Bolante Alo, the Nigerian man who died after an altercation with Canada border services officers, promised he wouldn’t go quietly if ordered out of the country.
Evidence submitted by Kenzie Wingert at the first of Alo’s two detention hearings outlines how his refusal to co-operate with any potential deportation order escalated over time.
“You will have to carry me like a dead man, because I’m not going to my death,” Alo is quoted as saying in evidentiary documents submitted by Wingert — the legal counsel representing minister of public safety and emergency preparedness Ralph Goodale — on July 26 at Alo’s first detention hearing.
By that point, Alo had been detained for 48 hours. This was his first detention hearing, administered by the immigration division of the Immigration and Refugee Board of Canada.
Alo died Aug. 7 after an altercation with Canada Border Services Agency officers while on a KLM airlines plane bound for Amsterdam.
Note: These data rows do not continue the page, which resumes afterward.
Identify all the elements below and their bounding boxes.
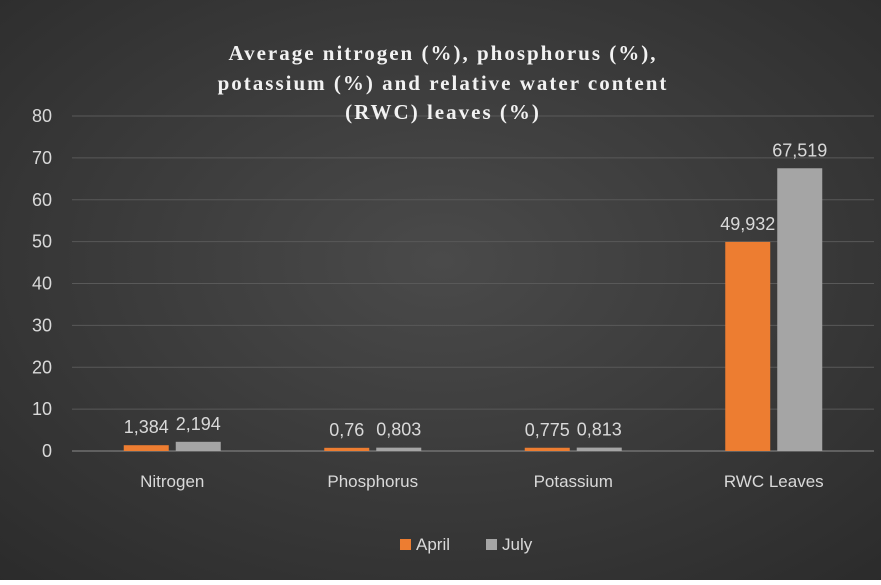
y-tick-label: 70 [32,148,52,168]
legend-swatch-july [486,539,497,550]
data-label: 0,813 [577,420,622,440]
legend-label-april: April [416,535,450,554]
y-axis: 0 10 20 30 40 50 60 70 80 [32,106,52,461]
y-tick-label: 80 [32,106,52,126]
y-tick-label: 40 [32,274,52,294]
data-label: 2,194 [176,414,221,434]
chart-title-line: (RWC) leaves (%) [345,100,541,124]
y-tick-label: 20 [32,357,52,377]
bar-july-nitrogen [175,441,221,451]
bar-july-phosphorus [376,447,422,451]
data-label: 49,932 [720,214,775,234]
data-label: 1,384 [124,417,169,437]
data-label: 67,519 [772,140,827,160]
data-labels: 1,384 2,194 0,76 0,803 0,775 0,813 49,932 67,51… [124,140,828,440]
legend-swatch-april [400,539,411,550]
data-label: 0,803 [376,420,421,440]
bar-july-rwc-leaves [777,168,823,451]
x-category-label: Nitrogen [140,472,204,491]
legend-label-july: July [502,535,533,554]
chart-title-line: Average nitrogen (%), phosphorus (%), [228,41,657,65]
bar-april-nitrogen [123,445,169,451]
y-tick-label: 50 [32,232,52,252]
x-category-label: RWC Leaves [724,472,824,491]
data-label: 0,775 [525,420,570,440]
bar-april-phosphorus [324,447,370,451]
chart-title: Average nitrogen (%), phosphorus (%), pot… [218,41,669,124]
x-category-label: Potassium [534,472,613,491]
x-category-label: Phosphorus [327,472,418,491]
legend: April July [400,535,533,554]
bar-april-rwc-leaves [725,241,771,451]
chart-title-line: potassium (%) and relative water content [218,71,669,95]
data-label: 0,76 [329,420,364,440]
y-tick-label: 10 [32,399,52,419]
x-axis: Nitrogen Phosphorus Potassium RWC Leaves [140,472,824,491]
bars [123,168,823,451]
bar-april-potassium [524,447,570,451]
y-tick-label: 60 [32,190,52,210]
y-tick-label: 0 [42,441,52,461]
bar-july-potassium [576,447,622,451]
y-tick-label: 30 [32,315,52,335]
The plane hadn’t yet departed Calgary’s airport when the 49-year-old Alo went into medical distress; he was pronounced dead at Peter Lougheed hospital about 90 minutes later.
Wingert drew attention to two statements in the documents she submitted for Alo’s July 26 hearing. The first: “On that day (of deportation), I will be the dog on a leash, and you will have to drag me through fire. I am a dead man. I have nothing to lose.” The second: “I understand that you have concerns that I will cause an issue that will disrupt my removal. You are absolutely correct about this. I will cause a big issue and will not go.”